# Some numbers



## niko (Jan 28, 2004)

The other day I was talking with the owner of a Dallas fish store and he told me that last month they sold saltwater animals/goods for $18,000 and only $1,500 in freshwater.

That was somewhat of an eye opening experience to me because APC seems to make me feel like the planted tank hobby is growing with tremendous speed.

I guess plants and planted tank goods where a tiny portion of those $1,500. Such sales may be particular for that store only, or due to the season, or whatever.

I have hopes that the ADA products will bring something refreshing to this hobby in the US. But as always it's up to us to make things fun, enjoyable, and attract more interest to planted tanks.

--Nikolay


----------



## pineapple (May 4, 2004)

That marketing figure is probably very true - but also very true of only the USA market for aquarium-related goods. In Europe, it might well be different. Most likely, a good percentage of US-freshwater-planted tank itrms are sold via the internet.

Andrew Cribb


----------



## david lim (Mar 30, 2004)

After working for a fish store, you have to consider how much more saltwater fish and equipment cost as compared to freshwater. At my store the cheapest SW fish one could purchase were damsels starting at $7.99 as opposed to $1 guppies. Also a nice large E. 'kleiner bar' would sell for $22 whereas a nice sized ritteri anemone would cost ~$100.

Another thing to consider is the difficulty in keeping saltwater tanks. For instance someone would purchase that $100 ritteri, which we would tell them is very difficult to maintain, and it would stop eating and waste away within 2 weeks in their tank.

Overall I found more people beginning in the freshwater hobby and then later moving on to saltwater.

However, the $1500 shown for freshwater sales is low for an individual store. Where I worked we were easily making over $2k a week in freshwater sales. It definately did not represent the amount of inventory leaving the store, which we would replenish weekly (including plants) and at times the weekly shipment would not last us throughout the week.
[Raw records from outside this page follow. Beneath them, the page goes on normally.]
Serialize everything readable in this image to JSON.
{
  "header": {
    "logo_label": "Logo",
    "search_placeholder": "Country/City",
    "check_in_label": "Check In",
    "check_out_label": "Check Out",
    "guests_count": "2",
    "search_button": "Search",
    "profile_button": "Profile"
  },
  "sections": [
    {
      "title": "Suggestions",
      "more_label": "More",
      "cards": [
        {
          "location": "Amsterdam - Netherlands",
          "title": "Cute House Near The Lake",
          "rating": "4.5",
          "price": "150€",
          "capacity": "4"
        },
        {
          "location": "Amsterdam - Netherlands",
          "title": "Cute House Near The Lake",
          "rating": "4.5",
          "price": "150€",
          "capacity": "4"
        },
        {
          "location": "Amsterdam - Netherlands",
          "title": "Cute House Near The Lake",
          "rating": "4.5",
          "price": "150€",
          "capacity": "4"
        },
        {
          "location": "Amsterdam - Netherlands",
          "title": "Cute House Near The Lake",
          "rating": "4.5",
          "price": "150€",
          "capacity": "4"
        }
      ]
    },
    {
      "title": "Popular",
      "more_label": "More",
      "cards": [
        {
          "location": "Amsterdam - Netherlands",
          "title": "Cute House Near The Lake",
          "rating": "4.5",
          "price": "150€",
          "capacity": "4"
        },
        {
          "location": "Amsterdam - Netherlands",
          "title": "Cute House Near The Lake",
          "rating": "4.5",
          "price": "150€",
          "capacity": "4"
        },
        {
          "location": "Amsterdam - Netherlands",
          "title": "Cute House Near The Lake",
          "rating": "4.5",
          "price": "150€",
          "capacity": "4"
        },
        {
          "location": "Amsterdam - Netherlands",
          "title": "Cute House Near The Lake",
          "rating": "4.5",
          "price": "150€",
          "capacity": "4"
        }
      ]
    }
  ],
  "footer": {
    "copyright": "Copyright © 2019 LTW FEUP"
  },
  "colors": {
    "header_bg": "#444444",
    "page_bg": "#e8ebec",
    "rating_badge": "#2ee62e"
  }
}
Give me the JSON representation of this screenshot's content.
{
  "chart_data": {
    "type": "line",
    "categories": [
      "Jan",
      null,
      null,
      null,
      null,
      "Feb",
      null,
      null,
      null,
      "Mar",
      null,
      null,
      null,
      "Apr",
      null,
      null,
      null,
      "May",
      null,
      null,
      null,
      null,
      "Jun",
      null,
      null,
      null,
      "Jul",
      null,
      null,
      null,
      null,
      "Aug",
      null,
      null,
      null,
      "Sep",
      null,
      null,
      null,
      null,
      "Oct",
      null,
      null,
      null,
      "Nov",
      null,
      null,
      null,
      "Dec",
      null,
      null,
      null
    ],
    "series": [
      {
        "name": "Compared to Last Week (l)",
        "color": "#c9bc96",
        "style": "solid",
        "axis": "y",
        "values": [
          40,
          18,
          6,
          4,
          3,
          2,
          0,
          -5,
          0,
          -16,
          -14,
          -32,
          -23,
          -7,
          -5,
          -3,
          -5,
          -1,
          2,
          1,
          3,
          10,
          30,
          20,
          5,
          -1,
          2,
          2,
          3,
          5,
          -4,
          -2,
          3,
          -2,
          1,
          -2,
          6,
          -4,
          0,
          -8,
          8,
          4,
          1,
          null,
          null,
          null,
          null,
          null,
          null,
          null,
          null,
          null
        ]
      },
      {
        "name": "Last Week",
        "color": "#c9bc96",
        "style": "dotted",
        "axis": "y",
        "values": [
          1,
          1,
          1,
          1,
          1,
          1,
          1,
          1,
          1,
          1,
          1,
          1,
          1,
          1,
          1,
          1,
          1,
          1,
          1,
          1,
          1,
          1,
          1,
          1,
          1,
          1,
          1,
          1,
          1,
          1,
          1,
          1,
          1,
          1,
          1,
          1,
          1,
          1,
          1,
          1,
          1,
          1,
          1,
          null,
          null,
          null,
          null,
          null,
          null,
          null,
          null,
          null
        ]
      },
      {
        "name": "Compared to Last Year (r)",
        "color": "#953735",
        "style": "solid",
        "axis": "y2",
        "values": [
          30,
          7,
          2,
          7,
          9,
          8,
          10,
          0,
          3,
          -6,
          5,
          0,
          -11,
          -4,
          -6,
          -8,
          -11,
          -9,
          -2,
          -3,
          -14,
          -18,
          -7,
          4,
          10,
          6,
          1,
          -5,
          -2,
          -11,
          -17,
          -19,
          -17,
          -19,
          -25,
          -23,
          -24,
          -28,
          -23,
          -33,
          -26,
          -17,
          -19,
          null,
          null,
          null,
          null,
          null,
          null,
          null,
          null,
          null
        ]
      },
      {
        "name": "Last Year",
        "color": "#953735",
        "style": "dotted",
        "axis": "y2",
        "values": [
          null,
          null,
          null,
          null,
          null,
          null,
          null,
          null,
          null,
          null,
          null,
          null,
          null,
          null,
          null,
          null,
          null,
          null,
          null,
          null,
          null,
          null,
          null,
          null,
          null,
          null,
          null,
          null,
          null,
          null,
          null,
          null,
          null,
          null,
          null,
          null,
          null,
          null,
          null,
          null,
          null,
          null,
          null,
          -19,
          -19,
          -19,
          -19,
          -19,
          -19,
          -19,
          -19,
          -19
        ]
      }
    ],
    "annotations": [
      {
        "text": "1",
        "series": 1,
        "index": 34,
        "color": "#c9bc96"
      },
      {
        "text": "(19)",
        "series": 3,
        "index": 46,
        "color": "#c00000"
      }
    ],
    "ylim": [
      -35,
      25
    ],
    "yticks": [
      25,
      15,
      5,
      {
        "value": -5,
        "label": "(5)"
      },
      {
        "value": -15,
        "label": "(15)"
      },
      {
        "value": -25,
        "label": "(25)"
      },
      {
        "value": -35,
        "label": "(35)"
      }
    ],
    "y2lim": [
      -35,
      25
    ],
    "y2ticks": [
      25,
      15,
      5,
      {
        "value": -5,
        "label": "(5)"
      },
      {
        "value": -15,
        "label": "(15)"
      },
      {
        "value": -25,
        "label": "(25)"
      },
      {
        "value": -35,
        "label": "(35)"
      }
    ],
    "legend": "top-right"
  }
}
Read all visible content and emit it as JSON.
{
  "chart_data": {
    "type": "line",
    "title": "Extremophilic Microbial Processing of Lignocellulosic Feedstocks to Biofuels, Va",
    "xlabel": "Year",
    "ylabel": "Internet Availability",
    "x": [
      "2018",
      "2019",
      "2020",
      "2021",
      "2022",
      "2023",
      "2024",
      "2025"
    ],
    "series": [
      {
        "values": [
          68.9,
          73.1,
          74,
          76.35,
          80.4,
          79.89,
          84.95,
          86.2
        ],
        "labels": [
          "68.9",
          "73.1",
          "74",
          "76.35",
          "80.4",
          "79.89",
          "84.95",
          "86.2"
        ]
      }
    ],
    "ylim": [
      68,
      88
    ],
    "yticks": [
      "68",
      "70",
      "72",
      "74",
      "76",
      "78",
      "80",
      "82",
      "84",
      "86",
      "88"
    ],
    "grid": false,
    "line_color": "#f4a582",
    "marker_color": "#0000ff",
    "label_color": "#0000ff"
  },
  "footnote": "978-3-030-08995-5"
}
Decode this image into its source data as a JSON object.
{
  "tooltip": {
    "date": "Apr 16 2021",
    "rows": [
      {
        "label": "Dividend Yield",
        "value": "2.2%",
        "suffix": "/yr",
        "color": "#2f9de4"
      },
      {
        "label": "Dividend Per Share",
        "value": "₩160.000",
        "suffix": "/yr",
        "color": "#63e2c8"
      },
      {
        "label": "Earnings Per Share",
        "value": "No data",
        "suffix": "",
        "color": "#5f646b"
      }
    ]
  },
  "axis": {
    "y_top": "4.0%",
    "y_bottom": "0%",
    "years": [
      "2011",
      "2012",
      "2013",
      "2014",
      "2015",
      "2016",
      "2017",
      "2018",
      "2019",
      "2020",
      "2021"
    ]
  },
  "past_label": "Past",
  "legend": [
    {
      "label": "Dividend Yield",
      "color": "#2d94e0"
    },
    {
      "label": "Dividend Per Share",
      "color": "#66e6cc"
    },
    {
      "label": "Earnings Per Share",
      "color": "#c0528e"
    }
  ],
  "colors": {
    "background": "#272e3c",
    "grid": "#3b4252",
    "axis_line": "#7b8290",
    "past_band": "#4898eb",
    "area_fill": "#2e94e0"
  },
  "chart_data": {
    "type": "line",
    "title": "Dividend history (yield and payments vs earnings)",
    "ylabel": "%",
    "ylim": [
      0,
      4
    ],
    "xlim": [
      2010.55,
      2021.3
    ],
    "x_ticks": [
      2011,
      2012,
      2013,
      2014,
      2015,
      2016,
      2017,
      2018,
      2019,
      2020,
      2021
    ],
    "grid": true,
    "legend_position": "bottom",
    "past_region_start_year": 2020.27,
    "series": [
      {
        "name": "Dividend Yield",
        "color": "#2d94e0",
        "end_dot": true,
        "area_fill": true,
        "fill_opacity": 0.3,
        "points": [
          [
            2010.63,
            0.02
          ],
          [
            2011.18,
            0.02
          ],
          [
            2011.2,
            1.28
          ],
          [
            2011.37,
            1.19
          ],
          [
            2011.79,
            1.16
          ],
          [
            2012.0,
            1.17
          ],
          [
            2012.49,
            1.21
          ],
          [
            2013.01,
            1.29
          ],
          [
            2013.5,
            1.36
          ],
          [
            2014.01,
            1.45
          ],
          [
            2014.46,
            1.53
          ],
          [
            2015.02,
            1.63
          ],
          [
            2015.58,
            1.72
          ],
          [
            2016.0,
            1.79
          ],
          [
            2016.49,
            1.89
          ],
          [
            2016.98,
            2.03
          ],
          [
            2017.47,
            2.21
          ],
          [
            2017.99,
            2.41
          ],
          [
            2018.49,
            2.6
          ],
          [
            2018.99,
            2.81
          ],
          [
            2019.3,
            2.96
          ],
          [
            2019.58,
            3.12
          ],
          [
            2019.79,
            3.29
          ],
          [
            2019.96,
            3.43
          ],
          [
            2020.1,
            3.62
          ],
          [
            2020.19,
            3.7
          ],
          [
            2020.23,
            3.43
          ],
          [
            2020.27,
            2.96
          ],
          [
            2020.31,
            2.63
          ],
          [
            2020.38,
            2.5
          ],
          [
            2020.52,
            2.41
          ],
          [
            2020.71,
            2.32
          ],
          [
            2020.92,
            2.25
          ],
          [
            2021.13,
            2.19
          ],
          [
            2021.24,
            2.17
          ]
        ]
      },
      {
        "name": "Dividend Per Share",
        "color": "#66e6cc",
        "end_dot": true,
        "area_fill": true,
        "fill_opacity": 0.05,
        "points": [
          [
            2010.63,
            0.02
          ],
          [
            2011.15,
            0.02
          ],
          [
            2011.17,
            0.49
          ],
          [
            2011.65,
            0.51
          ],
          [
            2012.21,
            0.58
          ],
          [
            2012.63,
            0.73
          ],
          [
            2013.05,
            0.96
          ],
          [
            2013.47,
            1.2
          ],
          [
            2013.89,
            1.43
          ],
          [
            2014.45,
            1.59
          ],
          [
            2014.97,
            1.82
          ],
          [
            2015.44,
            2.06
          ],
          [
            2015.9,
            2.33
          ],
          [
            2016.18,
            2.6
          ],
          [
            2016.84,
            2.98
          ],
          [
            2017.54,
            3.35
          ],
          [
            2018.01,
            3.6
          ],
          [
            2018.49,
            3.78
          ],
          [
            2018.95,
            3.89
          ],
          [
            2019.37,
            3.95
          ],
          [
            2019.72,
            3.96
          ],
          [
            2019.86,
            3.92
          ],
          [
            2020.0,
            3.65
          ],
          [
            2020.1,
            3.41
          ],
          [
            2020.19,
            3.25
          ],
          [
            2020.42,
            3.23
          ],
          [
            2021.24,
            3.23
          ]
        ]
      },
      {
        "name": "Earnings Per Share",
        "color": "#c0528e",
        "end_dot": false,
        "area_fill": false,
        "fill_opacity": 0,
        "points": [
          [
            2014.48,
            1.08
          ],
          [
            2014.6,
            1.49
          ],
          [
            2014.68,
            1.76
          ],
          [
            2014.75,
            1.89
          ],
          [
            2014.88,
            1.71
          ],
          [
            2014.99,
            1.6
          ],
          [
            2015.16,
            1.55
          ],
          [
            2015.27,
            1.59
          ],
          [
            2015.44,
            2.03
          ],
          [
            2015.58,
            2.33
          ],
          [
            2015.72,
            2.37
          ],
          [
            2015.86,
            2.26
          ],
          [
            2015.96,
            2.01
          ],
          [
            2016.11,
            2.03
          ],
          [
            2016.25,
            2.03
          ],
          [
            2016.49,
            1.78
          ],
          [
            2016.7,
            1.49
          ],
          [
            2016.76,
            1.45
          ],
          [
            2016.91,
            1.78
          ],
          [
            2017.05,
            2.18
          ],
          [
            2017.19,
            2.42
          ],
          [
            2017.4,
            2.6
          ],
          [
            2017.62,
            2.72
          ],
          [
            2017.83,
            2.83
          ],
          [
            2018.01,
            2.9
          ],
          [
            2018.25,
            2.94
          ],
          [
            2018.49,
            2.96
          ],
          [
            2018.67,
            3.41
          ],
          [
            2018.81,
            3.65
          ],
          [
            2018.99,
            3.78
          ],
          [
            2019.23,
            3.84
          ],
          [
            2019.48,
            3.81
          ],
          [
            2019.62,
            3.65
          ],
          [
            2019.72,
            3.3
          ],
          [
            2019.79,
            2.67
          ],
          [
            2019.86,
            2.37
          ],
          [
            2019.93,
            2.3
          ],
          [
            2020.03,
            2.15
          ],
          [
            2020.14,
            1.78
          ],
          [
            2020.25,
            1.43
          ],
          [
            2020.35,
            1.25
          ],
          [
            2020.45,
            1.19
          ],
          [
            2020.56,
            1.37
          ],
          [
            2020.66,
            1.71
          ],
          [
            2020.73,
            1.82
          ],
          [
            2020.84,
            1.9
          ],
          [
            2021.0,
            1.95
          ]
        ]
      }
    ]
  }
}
Unless it would be wrong to do so, which store gave you those numbers? It might be even more skewed especially if its a saltwater oriented store.

David



niko said:


> The other day I was talking with the owner of a Dallas fish store and he told me that last month they sold saltwater animals/goods for $18,000 and only $1,500 in freshwater.
> 
> That was somewhat of an eye opening experience to me because APC seems to make me feel like the planted tank hobby is growing with tremendous speed.
> 
> ...


----------